He began to shake me violently to and fro.
"But you too, Victorien, he's your enemy too! Don't you understand? The man with the eye-glass? That scoundrel Velmot? He wants to steal my secret, but he also wants to rob you of the girl you love. Sooner or later, you'll have your hands full with him, just as I have. Won't you defend yourself, you damned milksop, and attack him when you get the chance? Suppose I told you that Bérangère's in love with him? Aha, that makes you jump! You're not blind surely? Can't you see for yourself that it was for him she was working all the winter and that, if I hadn't put a stop to it, I should have been diddled? She's in love with him, Victorien. She is the handsome Velmot's obedient slave. Why don't you smash his swanking mug for him? He's here. He's prowling about in the village. I saw him last night. Blast it, if I could only put a bullet through the beast's skin!"
Massignac spat out a few more oaths, mingled with offensive epithets which were aimed at myself as much as at Velmot. He described his daughter as a jade and a dangerous madwoman, threatened to kill me if I committed the least indiscretion and at length, with his mouth full of insults and his fists clenched, walked out backwards, like a man who fears a final desperate assault from his adversary.
He had nothing to be afraid of. I remained impassive under the storm of abuse. The only things that had roused me were his accusation against Bérangère and his blunt declaration of her love for the man Velmot. But I had long since resolved not to take my feelings for her into account, to ignore them entirely, not even to defend her or condemn her or judge her and to refuse to accept my suffering until events had afforded me undeniable proofs. I knew her to be guilty of acts which I did not know of. Was I therefore to believe her guilty of those of which she was accused?
At heart, the feeling that seemed to persist was a profound pity. The horrible tragedy in which Bérangère was submerged was increasing in violence. Théodore Massignac and his accomplice were now antagonists. Once again Noël Dorgeroux's secret was about to cause an outburst of passion; and everything seemed to foretell that Bérangère would be swept away in the storm.
What I read in the newspapers confirmed what Massignac had told me. The articles lie before me as I write. They all express the same, more or less pugnacious, enthusiasm; and none of them gives a forecast of the truth which nevertheless was on the point of being discovered. While the ignorant and superficial journalists go wildly to work, heaping up the most preposterous suppositions, the really cultivated writers maintain a great reserve and appear to be mainly concerned in resisting any idea of a miracle to which a section of the public might be inclined to give ear:
"There is no miracle about it!" they exclaim. "We are in the presence of a scientific riddle which will be solved by purely scientific means. In the meantime let us confess our total incompetence."
In any case, the comments of the press could not fail to increase the public excitement to the highest degree. At six o'clock in the evening the amphitheatre was taken by assault.

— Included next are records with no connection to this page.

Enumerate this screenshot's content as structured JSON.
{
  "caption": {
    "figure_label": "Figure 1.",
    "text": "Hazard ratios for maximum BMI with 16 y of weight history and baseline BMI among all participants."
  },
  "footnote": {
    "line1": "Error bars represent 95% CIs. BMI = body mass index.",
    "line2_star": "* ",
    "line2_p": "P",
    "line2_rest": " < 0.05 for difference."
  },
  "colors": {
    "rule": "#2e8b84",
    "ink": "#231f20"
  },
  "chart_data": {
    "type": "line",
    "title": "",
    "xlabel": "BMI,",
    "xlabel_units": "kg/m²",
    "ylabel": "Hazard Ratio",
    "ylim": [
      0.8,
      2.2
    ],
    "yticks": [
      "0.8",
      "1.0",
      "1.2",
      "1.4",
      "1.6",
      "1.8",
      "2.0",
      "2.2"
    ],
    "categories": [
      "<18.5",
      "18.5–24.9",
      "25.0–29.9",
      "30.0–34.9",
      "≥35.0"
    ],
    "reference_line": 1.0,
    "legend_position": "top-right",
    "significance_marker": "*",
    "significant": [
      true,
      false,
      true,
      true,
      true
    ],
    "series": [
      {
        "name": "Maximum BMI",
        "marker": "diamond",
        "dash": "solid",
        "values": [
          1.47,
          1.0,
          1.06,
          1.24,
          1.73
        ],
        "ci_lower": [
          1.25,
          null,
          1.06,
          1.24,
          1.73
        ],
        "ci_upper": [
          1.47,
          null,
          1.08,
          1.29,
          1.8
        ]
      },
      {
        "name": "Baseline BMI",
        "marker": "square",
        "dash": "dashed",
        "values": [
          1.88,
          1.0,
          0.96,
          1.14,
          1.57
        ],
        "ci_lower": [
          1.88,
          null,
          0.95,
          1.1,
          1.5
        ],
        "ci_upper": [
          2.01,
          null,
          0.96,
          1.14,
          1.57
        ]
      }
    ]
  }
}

The wholly inadequate staff vainly attempted to stop the invasion of the crowd. Numbers of seats were occupied by main force by people who had no right to be there; and the performance began in tumult and confusion, amid the hostile clamour and mad applause that greeted the man Massignac when he passed through the bars of his cage.
True, the crowd lapsed into silence as soon as the Three Eyes appeared, but it remained nervous and irritable; and the spectacle that followed was not one to alleviate those symptoms. It was a strange spectacle, the most difficult to understand of all those which I saw. In the case of the others, those which preceded and those which followed, the mystery lay solely in the fact of their presentment. We beheld normal, natural scenes. But this one showed us things that are contrary to the things that are, things that might happen in the nightmare of a madman or in the hallucinations of a man dying in delirium.
I hardly know how to speak of it without myself appearing to have lost my reason; and I really should not dare to do so if a thousand others had not witnessed the same grotesque phantasmagoria and above all if this crazy vision—it is the only possible adjective—had not happened to be precisely the determining cause which set the public in the track of truth.